Banning views won’t help development of students - opinion

Ethical understanding is critical so that young men and women can become ethical citizens within the modern world.

EDUCATION MINISTER Yoav Gallant speaks during a press conference in Tel Aviv in November. (photo credit: AVSHALOM SHOSHONI/FLASH90)
EDUCATION MINISTER Yoav Gallant speaks during a press conference in Tel Aviv in November.
Education Minister Yoav Gallant has declared that schools are not permitted to invite speakers of organizations THAT call Israel an “apartheid state.” The directive shows a detachment from the world, and more specifically, ignores some of the most important principles of education in the 21st century such as critical thinking, ethical understanding as well as information technology and communication.
One would be hard-pressed to find a national curriculum in the democratic, English speaking-world that does not include critical thinking as one of the foundation capabilities toward which it educates. According to the Australian Curriculum, “Critical thinking is at the core of most intellectual activity that involves students learning to recognize or develop an argument, use evidence in support of that argument, draw reasoned conclusions, and use information to solve problems.”
Our world is full of complex environmental, social and economic challenges, many of which have not been previously encountered. To develop critical thinking, schools first enable students to access information that is relevant and then help them develop the ability to use “skills, behaviors and dispositions such as reason, logic, resourcefulness, imagination and innovation in all learning areas at school and in their lives beyond school.”
Ethical understanding is critical so that young men and women can become ethical citizens within the modern world. The complexities of the world “require responses that take account of ethical considerations such as human rights and responsibilities, animal rights, environmental issues and global justice.”
Today’s world forces all of us to consider our values and choices. We are obliged to take a stand and often, take action.
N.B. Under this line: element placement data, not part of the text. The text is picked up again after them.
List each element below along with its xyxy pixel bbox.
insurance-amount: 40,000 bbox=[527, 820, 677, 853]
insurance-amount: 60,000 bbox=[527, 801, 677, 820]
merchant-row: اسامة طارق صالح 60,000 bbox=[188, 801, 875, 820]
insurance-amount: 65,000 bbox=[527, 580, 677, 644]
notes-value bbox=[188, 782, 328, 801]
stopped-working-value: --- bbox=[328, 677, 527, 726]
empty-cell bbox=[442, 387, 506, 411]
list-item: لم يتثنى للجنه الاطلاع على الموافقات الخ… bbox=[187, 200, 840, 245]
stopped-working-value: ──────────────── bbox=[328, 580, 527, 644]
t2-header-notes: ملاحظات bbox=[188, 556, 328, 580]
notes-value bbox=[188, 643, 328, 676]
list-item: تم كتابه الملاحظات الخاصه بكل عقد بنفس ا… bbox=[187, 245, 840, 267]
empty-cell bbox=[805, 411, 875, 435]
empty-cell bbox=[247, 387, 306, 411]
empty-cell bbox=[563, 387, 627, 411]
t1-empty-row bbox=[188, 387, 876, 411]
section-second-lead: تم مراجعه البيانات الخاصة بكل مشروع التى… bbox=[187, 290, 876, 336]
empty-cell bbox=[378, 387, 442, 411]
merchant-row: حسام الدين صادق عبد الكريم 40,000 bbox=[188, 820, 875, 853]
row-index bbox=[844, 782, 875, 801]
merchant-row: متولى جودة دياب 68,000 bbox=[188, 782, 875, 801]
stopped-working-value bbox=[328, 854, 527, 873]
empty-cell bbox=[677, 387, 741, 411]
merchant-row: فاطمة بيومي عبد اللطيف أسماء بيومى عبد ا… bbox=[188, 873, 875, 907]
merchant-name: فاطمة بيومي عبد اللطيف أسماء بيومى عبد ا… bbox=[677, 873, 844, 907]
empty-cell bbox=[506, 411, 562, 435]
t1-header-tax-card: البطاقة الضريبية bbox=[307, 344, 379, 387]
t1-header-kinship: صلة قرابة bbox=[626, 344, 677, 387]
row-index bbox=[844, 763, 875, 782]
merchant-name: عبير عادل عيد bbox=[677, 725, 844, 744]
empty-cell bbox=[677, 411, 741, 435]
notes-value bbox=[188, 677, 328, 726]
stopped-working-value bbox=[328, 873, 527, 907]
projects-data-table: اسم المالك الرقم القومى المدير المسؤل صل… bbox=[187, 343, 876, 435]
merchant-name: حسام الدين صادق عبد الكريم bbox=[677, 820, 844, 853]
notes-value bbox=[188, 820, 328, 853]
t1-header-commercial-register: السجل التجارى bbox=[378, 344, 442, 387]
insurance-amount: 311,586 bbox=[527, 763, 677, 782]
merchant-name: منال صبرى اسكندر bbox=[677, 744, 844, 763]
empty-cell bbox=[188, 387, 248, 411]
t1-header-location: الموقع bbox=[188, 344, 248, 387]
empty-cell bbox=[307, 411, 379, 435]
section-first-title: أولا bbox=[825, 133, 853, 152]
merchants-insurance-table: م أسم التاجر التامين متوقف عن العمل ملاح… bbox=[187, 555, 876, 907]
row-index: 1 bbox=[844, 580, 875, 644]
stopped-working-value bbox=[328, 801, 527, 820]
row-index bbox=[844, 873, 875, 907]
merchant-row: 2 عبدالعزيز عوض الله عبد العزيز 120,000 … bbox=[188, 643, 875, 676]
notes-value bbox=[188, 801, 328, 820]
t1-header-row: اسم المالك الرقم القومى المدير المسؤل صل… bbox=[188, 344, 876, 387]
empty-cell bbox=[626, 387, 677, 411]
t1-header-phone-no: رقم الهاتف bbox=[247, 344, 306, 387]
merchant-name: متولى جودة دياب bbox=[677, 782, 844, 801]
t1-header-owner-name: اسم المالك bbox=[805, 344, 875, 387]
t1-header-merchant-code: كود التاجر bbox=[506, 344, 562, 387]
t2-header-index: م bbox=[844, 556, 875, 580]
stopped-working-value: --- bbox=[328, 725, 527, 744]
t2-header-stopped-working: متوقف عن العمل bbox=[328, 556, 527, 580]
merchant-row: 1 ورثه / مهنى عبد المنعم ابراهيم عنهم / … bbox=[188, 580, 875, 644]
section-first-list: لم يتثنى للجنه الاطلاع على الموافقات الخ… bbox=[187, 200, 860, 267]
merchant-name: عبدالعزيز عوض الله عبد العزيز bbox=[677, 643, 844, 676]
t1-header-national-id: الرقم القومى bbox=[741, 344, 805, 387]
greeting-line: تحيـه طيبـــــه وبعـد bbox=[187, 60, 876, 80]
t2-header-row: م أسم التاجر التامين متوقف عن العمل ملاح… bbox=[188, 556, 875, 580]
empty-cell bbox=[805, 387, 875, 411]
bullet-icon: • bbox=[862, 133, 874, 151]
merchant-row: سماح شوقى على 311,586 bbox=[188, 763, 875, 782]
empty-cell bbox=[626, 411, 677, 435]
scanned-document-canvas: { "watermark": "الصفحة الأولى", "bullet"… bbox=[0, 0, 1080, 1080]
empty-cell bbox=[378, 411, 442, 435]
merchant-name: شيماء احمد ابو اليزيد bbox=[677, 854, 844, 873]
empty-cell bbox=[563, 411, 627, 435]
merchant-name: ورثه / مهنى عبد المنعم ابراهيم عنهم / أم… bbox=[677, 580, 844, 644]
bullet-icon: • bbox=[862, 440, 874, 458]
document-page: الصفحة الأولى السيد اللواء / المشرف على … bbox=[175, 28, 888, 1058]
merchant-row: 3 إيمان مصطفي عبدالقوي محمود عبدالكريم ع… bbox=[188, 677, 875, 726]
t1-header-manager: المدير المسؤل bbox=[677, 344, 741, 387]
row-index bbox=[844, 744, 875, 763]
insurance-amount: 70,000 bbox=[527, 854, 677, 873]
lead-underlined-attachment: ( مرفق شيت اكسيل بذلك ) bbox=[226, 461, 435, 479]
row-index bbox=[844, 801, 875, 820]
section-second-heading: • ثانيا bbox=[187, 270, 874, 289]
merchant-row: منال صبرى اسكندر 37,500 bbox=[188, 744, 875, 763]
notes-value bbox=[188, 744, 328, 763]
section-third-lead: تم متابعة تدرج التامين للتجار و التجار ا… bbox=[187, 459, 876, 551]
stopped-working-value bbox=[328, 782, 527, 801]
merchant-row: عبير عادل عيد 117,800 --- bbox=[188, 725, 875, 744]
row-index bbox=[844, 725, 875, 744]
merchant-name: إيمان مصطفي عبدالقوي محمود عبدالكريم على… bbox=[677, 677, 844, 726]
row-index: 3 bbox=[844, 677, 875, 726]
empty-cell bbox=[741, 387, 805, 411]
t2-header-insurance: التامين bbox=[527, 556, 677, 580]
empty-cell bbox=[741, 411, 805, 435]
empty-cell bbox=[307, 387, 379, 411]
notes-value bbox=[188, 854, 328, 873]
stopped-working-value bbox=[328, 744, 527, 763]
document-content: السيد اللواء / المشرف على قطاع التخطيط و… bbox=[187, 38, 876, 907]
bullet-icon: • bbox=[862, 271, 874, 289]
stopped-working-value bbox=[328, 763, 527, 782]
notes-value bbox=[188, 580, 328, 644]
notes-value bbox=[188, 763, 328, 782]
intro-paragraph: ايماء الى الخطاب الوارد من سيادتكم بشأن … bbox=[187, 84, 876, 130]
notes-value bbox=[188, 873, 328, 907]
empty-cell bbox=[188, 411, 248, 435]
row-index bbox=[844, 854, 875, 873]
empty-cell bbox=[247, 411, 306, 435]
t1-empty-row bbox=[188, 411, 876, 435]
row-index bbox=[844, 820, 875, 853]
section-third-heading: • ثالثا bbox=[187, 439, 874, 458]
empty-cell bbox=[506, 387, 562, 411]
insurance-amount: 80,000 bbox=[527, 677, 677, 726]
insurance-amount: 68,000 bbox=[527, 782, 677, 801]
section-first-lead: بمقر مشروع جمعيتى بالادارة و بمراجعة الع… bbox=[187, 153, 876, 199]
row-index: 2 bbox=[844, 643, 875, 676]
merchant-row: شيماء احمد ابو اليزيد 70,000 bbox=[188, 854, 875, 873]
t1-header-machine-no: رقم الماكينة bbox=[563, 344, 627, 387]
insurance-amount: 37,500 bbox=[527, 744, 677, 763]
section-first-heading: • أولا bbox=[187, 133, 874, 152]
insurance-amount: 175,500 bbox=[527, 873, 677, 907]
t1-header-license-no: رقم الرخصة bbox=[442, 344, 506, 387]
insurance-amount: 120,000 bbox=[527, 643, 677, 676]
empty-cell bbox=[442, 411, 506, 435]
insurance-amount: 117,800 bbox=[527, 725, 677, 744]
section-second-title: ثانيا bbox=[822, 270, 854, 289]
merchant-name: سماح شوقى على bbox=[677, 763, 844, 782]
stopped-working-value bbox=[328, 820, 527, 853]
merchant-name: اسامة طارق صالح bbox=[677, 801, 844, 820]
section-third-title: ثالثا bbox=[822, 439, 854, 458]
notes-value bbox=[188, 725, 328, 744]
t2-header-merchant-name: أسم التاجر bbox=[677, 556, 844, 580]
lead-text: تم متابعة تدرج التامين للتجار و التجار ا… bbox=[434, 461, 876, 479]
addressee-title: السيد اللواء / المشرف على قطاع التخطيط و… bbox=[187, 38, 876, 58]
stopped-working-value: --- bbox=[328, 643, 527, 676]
This cannot occur without an understanding of competing values, rights, interests and norms. We wish for our children to be informed, educated members of society capable of making ethical decisions based on all relevant and available information. Laying the foundations for ethical understanding is a crucial part of adolescence.
In our fast-moving, ever-changing world, we cannot know what future challenges our children will face and decisions they will need to make. The foundations for responsible choice-making need to be laid now so that future considerations and decisions will be based on sound ethical understanding.
Finally, and perhaps the most obvious reality of 21st-century education, is that our children must know how to access accurate information.
WE ALL KNOW that children today have access to almost everything at their fingertips. Furthermore, schools around the world teach children about the Internet and how to use it. In stages 1 and 2 (primary school) of the UK national curriculum, students are taught to “recognize common uses of information technology” as well as all manner of skills and competencies.
With these educational basics in mind, it is difficult to understand the minister’s directive. Schools in Israel are directed to prepare year 11 and 12 students for service in the IDF, something that is far more complex than simply choosing a unit in which to serve or increasing athletic ability. It is about analyzing the history of the IDF, the changing realities in which it serves as well, as the decisions – both ethical and practical – that soldiers might have to make.
It is about evaluating personal and social values and then making decisions with which both the individual and society will be able live. To do this, all sides of the equation need to be evaluated. The Education Ministry is the governing body of all children whose parents are citizens of this country. It goes without saying that within this group, there exists a myriad of opinions and values. It is not possible to hide those opinions with which we do not agree; on the contrary, it is counter-productive at best, and damaging at worse.
In fact, by banning certain groups from visiting schools, the directive shows a lack of understanding of teenagers and their ability to think critically. Questions raised by organizations such as B’tselem are constantly raised by students; it is far better to tackle the issues in an honest, open manner than hide a view which may frighten you.
Not doing so would be akin to asking schools to educate about relationships but banning discourse on sex.
On a personal note, having been raised in the UK, I chose to volunteer in the IDF, and I do not regret that choice. Moreover, I am proud to have served. I am the father of four wonderful children. My eldest is in his second of seven-and-a-half years of army service (his choice).
My second will enlist in September. I believe that all those who can serve, should serve. Without a strong army, Israel’s very existence would be at risk. However, I want our serving soldiers to be intellectually prepared in the best way possible. Banning views of the IDF which elicit rigorous and contentious discussion does not strengthen us; it weakens us, not only as an army but more importantly, as a society.
The author is a principal at Ankori High School, Tel Aviv.